Domestically, the institution has problems too. As a democratic nation, it is hard to ignore the undemocratic reality of an unelected Head of State presiding over parliament. It is surely anachronistic at best. Whilst there are all sorts of alternative approaches – consider the differences between Ireland, France, the USA and India as exemplars – there is something to be said for actually electing the person who will represent our country to the world, whatever form that may take. The only argument against this is usually ‘would you really want President Blair?’ To which the obvious response is, I’m not sure who would vote for him. But I consider it better to have elected (and the ability to remove) someone I don’t want than to have any such people imposed on us without our consent.

Beyond this, the accident of birth that leads to such riches is not unique to the Royal Family. Anybody born into wealth has such advantages and, in many ways, such is life. The difference is that the latter is not supported and bank rolled by the state and those who pay their taxes. Not only is the institution anachronistic, it is an active portrayal of unmerited privilege propped up by the people. Such that inequality matters to us, embedding it as virtuous at the highest echelons of government and society strikes me as deeply unhelpful socially. It further strikes me as particularly unlike anything we read in scripture about such things. Nobody can possibly read the Bible and consider this a credible outworking of leadership.

The best advert for a constitutional monarchy was, as far as I can see, the person of Elizabeth Windsor. But such as she was the best we could hope for, it remains inevitable that those who come after her will not necessarily be like her. Many who were attached to the Crown seem more aligned (entirely understandably) to Elizabeth II than to the institution itself. But the institution is what remains. Elizabeth II was not the Crown, the institution rolls on and the one who fills it is out of our hands. It bears remembering, we had far more King John’s, Charles’ and George’s than we have had Elizabeth’s.

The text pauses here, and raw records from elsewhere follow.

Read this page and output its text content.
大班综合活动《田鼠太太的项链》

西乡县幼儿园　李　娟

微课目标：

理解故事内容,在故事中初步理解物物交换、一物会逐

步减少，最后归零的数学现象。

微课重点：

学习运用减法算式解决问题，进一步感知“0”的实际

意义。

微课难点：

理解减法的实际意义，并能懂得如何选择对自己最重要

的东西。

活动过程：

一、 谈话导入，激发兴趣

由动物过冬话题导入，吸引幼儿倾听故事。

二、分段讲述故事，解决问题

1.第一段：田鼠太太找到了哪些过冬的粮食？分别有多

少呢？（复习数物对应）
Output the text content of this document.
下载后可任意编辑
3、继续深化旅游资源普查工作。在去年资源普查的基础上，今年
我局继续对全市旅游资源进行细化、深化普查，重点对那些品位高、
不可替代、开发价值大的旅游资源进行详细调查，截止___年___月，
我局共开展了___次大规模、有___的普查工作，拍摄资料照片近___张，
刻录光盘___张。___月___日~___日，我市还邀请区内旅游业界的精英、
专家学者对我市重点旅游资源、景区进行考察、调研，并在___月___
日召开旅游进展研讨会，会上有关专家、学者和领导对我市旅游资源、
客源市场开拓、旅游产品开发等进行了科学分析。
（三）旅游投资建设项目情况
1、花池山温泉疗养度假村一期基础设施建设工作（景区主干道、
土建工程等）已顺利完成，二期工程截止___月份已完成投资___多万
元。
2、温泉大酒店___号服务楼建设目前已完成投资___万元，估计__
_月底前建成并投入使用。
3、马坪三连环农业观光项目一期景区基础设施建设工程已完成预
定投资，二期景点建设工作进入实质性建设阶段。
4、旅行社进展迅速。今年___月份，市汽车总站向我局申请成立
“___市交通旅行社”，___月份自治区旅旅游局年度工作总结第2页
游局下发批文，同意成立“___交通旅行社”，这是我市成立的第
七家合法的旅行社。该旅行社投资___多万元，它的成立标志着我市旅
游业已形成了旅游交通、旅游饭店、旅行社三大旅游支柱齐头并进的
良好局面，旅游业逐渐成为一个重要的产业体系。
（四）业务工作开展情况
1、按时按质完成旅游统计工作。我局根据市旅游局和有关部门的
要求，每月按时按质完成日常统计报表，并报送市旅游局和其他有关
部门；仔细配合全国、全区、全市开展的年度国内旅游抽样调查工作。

It really is a major failing that this system means we could end up with Prince Andrew on the throne and no means of removing him.

Not only do we have the anachronism of an unelected Head of State who has no real power, we also have to contend with the reality their family with whom we are also stuck. They sit, these days, in a strange place between powerful dignitary and famous celebrity. As has been noted many times within the Royal Family – and is certainly a claim made by the Sussexes – this setup is not very healthy for those who are born into it either. Given all other available options, I struggle to see how monarchy is the best of them.